- Theatrical release poster
- Directed by: Manoj Damodharan
- Written by: Manoj Damodharan
- Produced by: Goli Surya Prakash
- Starring: Aadhi Pinisetty; Hansika Motwani; Yogi Babu;
- Cinematography: Shabeer Ahammed
- Edited by: Pradeep E. Ragav
- Music by: Santhosh Dhayanidhi
- Production company: Royal Fortuna Creations
- Release date: 25 August 2023;
- Country: India
- Language: Tamil

= Partner (2023 film) =

2023 Indian comedy drama film

Partner is a 2023 Indian Tamil-language science-fiction crime comedy film written and directed by Manoj Damodharan in his directorial debut. The film stars Aadhi Pinisetty, Hansika Motwani and Yogi Babu with Pallak Lalwani, Pandiarajan, Robo Shankar, John Vijay, Ravi Mariya, Tiger Thangadurai, Munishkanth, Rajendran, Myna Nandhini and Lollu Sabha Manohar in supporting roles.

== Production ==
Production on the film began in March 2019, with the project marking the debut of director Manoj Damodaran, who had previously apprenticed under A. Sarkunam. Reported as a comedy with a science-fiction fantasy element, Aadhi was signed on to play the lead role, with Hansika Motwani in a role that would not represent the "typical Tamil cinema heroine". Pallak Lalwani and Yogi Babu joined the team in further roles, with the makers hoping to complete and release the film within a period of six months.

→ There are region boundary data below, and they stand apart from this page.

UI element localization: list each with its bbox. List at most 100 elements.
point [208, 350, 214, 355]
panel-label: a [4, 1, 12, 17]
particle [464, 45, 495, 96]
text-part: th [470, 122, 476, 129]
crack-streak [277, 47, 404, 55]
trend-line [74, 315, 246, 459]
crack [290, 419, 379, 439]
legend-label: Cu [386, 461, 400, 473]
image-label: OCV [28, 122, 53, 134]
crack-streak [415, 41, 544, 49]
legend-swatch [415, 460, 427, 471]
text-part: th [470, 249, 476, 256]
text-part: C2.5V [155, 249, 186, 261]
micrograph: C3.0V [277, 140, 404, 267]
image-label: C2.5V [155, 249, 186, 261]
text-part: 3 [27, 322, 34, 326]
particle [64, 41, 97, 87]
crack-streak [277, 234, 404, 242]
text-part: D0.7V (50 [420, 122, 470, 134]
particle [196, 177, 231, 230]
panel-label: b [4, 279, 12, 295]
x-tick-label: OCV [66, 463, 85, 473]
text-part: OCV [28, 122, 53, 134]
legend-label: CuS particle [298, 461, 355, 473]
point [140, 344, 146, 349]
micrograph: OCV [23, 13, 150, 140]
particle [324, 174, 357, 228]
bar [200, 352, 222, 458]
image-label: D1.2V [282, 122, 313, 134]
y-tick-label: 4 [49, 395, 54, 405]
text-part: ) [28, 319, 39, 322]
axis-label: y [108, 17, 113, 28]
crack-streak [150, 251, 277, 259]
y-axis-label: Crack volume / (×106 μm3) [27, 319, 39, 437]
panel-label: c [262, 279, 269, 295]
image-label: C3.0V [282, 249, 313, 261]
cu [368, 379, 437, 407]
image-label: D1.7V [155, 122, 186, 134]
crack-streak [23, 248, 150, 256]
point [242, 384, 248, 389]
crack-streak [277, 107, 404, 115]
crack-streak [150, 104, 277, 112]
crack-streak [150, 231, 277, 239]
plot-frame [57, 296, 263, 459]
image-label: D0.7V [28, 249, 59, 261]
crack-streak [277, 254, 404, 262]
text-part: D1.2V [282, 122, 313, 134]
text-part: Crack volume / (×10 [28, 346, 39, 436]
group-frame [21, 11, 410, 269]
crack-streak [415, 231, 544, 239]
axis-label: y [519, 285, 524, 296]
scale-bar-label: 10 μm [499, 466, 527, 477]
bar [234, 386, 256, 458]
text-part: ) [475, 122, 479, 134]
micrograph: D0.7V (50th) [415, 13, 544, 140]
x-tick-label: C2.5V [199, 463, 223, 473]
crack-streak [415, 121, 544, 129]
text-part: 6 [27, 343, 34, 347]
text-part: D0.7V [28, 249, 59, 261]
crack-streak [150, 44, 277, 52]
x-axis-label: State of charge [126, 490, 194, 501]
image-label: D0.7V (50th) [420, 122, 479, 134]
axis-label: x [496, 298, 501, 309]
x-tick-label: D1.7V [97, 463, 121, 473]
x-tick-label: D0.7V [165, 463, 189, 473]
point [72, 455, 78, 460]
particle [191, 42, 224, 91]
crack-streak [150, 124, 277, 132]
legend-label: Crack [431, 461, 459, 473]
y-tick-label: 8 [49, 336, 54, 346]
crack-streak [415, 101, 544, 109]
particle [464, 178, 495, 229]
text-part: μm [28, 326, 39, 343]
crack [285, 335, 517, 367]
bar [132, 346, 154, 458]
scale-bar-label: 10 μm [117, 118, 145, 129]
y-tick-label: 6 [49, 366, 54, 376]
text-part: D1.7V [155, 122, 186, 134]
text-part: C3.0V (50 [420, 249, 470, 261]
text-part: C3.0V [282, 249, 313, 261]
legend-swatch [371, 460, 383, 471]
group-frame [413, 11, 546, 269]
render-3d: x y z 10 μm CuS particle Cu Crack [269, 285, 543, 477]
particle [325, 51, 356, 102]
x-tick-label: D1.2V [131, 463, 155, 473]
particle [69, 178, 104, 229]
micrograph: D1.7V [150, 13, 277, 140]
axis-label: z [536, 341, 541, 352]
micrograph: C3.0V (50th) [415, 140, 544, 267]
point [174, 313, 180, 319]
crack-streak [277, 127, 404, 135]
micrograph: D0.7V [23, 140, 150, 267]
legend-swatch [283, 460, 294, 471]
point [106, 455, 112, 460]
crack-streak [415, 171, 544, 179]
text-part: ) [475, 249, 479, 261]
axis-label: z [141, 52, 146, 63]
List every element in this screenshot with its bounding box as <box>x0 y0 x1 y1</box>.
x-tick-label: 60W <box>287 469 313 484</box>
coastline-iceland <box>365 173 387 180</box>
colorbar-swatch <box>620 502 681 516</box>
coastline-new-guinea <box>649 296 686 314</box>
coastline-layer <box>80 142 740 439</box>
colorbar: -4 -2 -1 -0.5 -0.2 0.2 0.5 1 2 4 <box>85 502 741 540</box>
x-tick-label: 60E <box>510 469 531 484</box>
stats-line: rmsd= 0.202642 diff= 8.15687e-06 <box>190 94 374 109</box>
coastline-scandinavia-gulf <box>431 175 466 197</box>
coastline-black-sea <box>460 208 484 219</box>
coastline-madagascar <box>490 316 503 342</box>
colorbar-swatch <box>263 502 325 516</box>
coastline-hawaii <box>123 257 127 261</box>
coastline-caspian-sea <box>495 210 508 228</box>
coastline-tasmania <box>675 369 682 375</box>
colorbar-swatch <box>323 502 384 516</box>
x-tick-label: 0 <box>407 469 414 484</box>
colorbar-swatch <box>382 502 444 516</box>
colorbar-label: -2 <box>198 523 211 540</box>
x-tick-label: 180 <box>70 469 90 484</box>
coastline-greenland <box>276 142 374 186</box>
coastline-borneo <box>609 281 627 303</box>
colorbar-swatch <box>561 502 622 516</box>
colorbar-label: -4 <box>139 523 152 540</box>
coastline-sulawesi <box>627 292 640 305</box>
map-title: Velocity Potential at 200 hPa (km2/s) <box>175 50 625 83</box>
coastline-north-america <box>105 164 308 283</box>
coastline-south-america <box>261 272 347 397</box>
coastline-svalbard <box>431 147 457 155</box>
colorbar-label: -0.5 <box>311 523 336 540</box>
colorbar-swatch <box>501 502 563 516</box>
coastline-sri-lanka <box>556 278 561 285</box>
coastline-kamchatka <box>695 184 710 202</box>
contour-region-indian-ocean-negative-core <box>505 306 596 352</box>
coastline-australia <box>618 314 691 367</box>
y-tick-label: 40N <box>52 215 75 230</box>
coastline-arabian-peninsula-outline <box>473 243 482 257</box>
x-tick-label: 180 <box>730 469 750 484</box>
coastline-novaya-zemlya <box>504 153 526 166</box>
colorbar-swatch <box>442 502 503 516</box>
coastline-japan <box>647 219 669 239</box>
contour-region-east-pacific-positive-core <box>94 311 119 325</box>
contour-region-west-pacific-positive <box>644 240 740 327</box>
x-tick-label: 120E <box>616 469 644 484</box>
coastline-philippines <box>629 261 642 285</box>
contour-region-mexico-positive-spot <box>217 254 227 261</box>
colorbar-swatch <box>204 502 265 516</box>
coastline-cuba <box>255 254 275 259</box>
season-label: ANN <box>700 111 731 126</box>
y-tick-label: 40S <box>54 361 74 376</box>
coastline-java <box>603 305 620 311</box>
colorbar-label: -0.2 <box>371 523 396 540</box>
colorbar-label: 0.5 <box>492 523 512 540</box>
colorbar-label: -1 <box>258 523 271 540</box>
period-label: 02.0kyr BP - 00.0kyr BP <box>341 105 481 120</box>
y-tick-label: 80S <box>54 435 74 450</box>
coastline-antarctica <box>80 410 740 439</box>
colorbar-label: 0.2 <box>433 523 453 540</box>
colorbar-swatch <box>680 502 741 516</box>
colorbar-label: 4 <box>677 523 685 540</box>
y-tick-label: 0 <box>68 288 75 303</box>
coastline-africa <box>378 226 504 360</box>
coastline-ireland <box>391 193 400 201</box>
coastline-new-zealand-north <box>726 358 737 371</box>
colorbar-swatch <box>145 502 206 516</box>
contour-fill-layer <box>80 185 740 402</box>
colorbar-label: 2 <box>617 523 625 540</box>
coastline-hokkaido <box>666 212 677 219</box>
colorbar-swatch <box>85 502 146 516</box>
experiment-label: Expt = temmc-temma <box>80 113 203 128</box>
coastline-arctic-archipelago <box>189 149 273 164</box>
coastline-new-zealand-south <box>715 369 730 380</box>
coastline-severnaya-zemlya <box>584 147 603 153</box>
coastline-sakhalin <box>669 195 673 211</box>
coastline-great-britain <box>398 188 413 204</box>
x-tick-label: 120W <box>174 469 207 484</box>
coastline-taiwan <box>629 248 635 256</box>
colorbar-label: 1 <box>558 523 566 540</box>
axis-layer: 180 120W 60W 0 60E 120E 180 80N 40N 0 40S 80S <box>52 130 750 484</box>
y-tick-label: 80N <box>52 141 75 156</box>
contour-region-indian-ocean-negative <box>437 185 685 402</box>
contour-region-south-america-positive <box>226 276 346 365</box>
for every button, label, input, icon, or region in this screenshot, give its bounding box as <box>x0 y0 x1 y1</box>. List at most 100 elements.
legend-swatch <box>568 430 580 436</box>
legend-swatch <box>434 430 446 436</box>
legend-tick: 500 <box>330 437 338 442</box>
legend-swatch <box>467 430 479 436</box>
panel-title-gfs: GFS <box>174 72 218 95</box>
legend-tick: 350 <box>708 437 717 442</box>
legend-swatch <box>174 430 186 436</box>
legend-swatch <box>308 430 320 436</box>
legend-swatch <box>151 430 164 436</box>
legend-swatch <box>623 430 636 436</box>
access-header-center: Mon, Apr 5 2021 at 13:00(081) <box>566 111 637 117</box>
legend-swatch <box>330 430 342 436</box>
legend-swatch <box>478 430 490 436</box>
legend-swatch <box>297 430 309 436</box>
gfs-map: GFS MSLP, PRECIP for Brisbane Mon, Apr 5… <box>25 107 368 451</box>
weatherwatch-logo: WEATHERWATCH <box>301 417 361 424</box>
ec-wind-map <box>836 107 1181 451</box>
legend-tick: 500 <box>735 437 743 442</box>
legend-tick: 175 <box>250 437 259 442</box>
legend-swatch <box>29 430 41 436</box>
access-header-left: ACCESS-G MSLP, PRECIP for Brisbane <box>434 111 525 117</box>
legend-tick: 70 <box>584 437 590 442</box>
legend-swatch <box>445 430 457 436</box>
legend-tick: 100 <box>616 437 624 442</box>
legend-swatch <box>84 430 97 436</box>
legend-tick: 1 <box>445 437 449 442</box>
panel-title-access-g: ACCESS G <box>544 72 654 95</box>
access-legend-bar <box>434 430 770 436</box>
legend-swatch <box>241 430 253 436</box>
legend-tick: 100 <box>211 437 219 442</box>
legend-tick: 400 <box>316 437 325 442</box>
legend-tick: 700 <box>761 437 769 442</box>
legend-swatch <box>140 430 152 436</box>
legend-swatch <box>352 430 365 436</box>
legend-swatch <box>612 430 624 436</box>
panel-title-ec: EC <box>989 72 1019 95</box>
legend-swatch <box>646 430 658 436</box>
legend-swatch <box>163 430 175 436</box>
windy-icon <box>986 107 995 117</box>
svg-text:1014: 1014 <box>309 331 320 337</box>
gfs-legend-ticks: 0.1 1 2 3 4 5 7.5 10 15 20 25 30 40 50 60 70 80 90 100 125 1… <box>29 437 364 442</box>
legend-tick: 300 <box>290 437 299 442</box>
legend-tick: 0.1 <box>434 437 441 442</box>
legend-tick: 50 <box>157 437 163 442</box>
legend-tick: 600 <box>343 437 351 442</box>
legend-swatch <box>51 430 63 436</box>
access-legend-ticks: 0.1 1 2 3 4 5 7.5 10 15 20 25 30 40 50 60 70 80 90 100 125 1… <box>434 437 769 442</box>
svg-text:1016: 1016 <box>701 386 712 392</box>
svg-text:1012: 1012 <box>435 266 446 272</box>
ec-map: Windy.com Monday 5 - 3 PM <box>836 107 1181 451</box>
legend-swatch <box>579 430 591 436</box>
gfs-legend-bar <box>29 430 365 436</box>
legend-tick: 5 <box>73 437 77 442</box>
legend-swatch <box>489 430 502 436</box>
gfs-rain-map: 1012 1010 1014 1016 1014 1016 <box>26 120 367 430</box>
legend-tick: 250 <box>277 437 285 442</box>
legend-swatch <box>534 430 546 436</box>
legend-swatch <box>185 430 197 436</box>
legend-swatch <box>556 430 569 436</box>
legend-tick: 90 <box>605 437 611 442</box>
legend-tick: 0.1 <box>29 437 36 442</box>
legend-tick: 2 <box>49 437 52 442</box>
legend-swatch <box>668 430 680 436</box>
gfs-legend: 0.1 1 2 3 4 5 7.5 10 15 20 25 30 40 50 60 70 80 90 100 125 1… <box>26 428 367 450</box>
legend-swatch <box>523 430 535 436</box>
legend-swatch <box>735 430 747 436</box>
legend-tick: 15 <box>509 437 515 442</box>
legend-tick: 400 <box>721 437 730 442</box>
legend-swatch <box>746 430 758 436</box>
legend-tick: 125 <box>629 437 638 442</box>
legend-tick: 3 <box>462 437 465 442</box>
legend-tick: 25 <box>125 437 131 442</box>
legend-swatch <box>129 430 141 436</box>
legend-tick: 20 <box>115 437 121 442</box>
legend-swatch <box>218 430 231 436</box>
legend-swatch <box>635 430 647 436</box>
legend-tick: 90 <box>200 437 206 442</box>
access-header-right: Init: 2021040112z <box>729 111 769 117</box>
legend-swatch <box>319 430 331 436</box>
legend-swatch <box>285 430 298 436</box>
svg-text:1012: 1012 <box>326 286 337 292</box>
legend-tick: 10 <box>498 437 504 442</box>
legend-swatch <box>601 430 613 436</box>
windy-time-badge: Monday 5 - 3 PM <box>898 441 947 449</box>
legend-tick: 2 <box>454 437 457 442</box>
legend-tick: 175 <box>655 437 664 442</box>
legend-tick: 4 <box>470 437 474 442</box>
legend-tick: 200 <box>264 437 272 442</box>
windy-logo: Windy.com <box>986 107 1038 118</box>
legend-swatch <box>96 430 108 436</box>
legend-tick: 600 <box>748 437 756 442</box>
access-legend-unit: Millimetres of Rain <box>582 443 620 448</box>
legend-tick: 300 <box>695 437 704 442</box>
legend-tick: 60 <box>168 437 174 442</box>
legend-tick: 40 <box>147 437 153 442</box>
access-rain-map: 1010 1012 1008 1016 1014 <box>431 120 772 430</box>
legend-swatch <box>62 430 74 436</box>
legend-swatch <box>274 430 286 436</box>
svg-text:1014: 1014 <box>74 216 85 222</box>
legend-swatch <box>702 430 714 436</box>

The COVID-19 pandemic subsequently delayed the completion and release of the film, with the makers later preparing the film for a mid-2023 release. At the audio launch of the film in July 2023, alleged sexist comments made by comedian Robo Shankar were widely criticised.

== Music ==
The music for the film was composed by Santhosh Dhayanidhi. The song "Raati" composed for 7UP Madras Gig was reused.

Track listing
| No. | Title | Lyrics | Singer(s) | Length |
|---|---|---|---|---|
| 1. | "Moonji" | Madras Miran | Deva, Gana Balachandar | 3:20 |
| 2. | "Raati" | Mohan Raja | Bamba Bakya, Swagatha | 4:19 |
| 3. | "Aalana Vathikuchi" | Kabilan | Neeti Mohan | 3:34 |
| 4. | "Colours of Love" | Kabilan | Shweta Mohan, Sean Roldan | 4:18 |
| 5. | "Colours of Love (Reprise)" | Kabilan | Santhosh Dhayanidhi | 2:25 |
| Total length: |  |  |  | 17:56 |

== Release and reception ==
The film was released on 25 August 2023.

Narayani M of Cinema Express gave it 2 out of 5 stars and wrote, "Partner could have worked well if there had been genuine efforts in writing good comedy." Logesh Balachandran of The Times of India gave the film 2 out of 5 stars and wrote, "Aadhi Pinisetty's Partner contributes to the collection of mindless comedic films in Tamil cinema that struggle to elicit genuine laughter."